Featurizer class for producing feature matrices (F matrix) from location data.

The Featurizer applies a specified featurization function to the input location data and generates the corresponding feature matrix. If no featurization function is provided, it produces a matrix with appropriate dimensions containing only ones.

Parameters:

  • featurization (Callable or None) –

    A function that takes in the individual components of location data and returns the features. If set to None, the featurizer will produce an empty feature matrix (i.e., only ones).

Examples:

Creating a Featurizer using a custom featurization function:

import tensorflow as tf
from geostat.model import Featurizer

# Define a custom featurization function
def simple_featurizer(x, y):
    return x, y, x * y

# Initialize the Featurizer
featurizer = Featurizer(simple_featurizer)

Using the Featurizer to transform location data:

locs = tf.constant([[1.0, 2.0], [3.0, 4.0], [5.0, 6.0]])
F_matrix = featurizer(locs)
print(F_matrix) # F_matrix will contain the features: (x, y, x*y) for each location
# tf.Tensor(
# [[ 1.  2.  2.]
#  [ 3.  4. 12.]
#  [ 5.  6. 30.]], shape=(3, 3), dtype=float32)

Handling the case where no featurization is provided:

featurizer_no_feat = Featurizer(None)
F_matrix = featurizer_no_feat(locs)
print(F_matrix) # Since no featurization function is provided, F_matrix will have shape (3, 0)
# tf.Tensor([], shape=(3, 0), dtype=float32)

Notes:

  • The __call__ method is used to apply the featurization to input location data.
  • If featurization returns a tuple, it is assumed to represent multiple features, which will be stacked to form the feature matrix.
Source code in src/geostat/model.py
class Featurizer:
    """
    Featurizer class for producing feature matrices (F matrix) from location data.

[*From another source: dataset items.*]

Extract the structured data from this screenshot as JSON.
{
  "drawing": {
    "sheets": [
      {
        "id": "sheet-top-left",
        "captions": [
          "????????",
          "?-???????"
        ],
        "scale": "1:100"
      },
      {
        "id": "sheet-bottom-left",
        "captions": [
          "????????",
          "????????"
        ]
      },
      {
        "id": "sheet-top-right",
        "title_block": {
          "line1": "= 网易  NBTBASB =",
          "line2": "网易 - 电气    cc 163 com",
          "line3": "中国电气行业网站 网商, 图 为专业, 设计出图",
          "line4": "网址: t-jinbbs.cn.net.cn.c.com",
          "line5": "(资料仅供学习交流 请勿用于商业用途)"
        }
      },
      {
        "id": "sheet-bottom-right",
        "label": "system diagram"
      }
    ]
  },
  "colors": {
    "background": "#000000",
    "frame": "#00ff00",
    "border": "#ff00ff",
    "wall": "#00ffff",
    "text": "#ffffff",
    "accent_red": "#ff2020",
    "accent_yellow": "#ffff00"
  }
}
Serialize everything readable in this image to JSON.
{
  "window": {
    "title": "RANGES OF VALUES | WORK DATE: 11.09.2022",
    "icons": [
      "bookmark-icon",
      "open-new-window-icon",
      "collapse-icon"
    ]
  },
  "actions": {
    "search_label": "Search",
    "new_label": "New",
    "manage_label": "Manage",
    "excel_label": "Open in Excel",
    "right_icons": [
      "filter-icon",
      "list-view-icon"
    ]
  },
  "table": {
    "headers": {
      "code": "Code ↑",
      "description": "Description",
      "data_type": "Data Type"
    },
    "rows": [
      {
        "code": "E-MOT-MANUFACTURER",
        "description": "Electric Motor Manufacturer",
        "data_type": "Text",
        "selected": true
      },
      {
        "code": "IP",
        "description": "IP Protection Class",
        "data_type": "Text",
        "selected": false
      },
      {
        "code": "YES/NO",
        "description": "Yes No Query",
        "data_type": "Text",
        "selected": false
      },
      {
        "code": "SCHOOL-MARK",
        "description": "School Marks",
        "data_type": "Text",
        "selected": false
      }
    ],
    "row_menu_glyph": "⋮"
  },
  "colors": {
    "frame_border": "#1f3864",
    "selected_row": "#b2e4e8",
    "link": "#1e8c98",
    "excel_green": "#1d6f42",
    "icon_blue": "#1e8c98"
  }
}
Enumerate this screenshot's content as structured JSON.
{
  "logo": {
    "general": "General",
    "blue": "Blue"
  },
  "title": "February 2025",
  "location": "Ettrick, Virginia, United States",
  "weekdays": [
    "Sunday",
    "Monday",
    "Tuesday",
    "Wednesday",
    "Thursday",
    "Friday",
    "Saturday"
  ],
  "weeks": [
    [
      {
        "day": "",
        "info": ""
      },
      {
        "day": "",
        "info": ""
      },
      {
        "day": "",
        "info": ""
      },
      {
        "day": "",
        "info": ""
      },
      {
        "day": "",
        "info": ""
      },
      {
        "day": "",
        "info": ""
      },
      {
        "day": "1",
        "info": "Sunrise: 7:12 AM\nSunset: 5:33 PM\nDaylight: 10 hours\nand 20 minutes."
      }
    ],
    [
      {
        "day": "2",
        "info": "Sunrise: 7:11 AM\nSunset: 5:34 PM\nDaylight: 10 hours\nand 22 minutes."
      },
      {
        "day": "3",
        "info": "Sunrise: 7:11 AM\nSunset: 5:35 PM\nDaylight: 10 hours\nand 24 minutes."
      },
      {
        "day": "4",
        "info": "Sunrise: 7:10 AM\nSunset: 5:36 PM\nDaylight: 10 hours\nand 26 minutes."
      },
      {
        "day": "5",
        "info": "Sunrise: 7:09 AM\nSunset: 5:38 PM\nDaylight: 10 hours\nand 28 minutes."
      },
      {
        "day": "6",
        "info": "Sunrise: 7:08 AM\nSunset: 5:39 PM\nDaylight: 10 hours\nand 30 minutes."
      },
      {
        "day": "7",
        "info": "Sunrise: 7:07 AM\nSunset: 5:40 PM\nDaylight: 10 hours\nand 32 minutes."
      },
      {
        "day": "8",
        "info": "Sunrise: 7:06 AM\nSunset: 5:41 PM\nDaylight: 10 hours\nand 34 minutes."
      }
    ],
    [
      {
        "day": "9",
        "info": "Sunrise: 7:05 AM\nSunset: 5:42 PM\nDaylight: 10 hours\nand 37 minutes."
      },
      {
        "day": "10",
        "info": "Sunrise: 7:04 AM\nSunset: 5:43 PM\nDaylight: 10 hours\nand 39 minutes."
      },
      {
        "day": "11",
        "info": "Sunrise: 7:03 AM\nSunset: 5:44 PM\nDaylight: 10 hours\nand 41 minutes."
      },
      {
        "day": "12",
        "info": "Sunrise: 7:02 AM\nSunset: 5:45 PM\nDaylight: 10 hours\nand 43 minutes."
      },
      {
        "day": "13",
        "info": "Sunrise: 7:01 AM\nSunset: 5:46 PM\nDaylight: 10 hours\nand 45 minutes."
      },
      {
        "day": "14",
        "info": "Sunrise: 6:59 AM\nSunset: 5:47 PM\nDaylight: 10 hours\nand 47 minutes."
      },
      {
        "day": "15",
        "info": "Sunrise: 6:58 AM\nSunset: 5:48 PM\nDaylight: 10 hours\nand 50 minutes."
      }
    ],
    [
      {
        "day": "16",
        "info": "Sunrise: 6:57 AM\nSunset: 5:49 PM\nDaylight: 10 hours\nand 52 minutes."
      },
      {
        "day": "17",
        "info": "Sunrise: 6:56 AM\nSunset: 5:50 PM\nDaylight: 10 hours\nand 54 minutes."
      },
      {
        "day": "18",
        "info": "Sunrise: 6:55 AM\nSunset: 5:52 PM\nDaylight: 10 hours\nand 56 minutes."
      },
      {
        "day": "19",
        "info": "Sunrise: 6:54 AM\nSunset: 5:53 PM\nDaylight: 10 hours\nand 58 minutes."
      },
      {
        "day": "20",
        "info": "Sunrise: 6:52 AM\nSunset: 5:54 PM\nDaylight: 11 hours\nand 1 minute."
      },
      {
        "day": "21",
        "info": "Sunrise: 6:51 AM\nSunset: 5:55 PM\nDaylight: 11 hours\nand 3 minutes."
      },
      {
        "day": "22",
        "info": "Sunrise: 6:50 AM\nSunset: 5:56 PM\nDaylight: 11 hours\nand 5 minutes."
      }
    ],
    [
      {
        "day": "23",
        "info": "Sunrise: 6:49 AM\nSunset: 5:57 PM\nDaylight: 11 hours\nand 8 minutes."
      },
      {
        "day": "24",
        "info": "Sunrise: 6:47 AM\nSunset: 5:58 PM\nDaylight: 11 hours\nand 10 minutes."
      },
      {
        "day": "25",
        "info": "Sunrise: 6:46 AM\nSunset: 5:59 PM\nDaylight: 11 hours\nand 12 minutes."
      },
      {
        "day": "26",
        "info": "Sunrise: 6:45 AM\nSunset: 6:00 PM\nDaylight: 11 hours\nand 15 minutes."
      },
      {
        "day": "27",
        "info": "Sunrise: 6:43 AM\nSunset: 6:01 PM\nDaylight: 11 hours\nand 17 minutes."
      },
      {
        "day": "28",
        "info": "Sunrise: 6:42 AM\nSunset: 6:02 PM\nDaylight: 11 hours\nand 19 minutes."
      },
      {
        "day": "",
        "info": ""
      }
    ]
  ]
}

    The `Featurizer` applies a specified featurization function to the input location data 
    and generates the corresponding feature matrix. If no featurization function is provided, 
    it produces a matrix with appropriate dimensions containing only ones.

    Parameters:
        featurization (Callable or None):
            A function that takes in the individual components of location data and returns the features.
            If set to `None`, the featurizer will produce an empty feature matrix (i.e., only ones).

    Examples:
        Creating a `Featurizer` using a custom featurization function:

        ```python
        import tensorflow as tf
        from geostat.model import Featurizer

        # Define a custom featurization function
        def simple_featurizer(x, y):
            return x, y, x * y

        # Initialize the Featurizer
        featurizer = Featurizer(simple_featurizer)
        ```

        Using the `Featurizer` to transform location data:

        ```python
        locs = tf.constant([[1.0, 2.0], [3.0, 4.0], [5.0, 6.0]])
        F_matrix = featurizer(locs)
        print(F_matrix) # F_matrix will contain the features: (x, y, x*y) for each location
        # tf.Tensor(
        # [[ 1.  2.  2.]
        #  [ 3.  4. 12.]
        #  [ 5.  6. 30.]], shape=(3, 3), dtype=float32)
        ```

        Handling the case where no featurization is provided:

        ```python
        featurizer_no_feat = Featurizer(None)
        F_matrix = featurizer_no_feat(locs)
        print(F_matrix) # Since no featurization function is provided, F_matrix will have shape (3, 0)
        # tf.Tensor([], shape=(3, 0), dtype=float32)
        ```

    Examples: Notes:
        - The `__call__` method is used to apply the featurization to input location data.
        - If `featurization` returns a tuple, it is assumed to represent multiple features, 
        which will be stacked to form the feature matrix.
    """

    def __init__(self, featurization):
        self.featurization = featurization

    def __call__(self, locs):
        locs = tf.cast(locs, tf.float32)
        if self.featurization is None: # No features.
            return tf.ones([tf.shape(locs)[0], 0], dtype=tf.float32)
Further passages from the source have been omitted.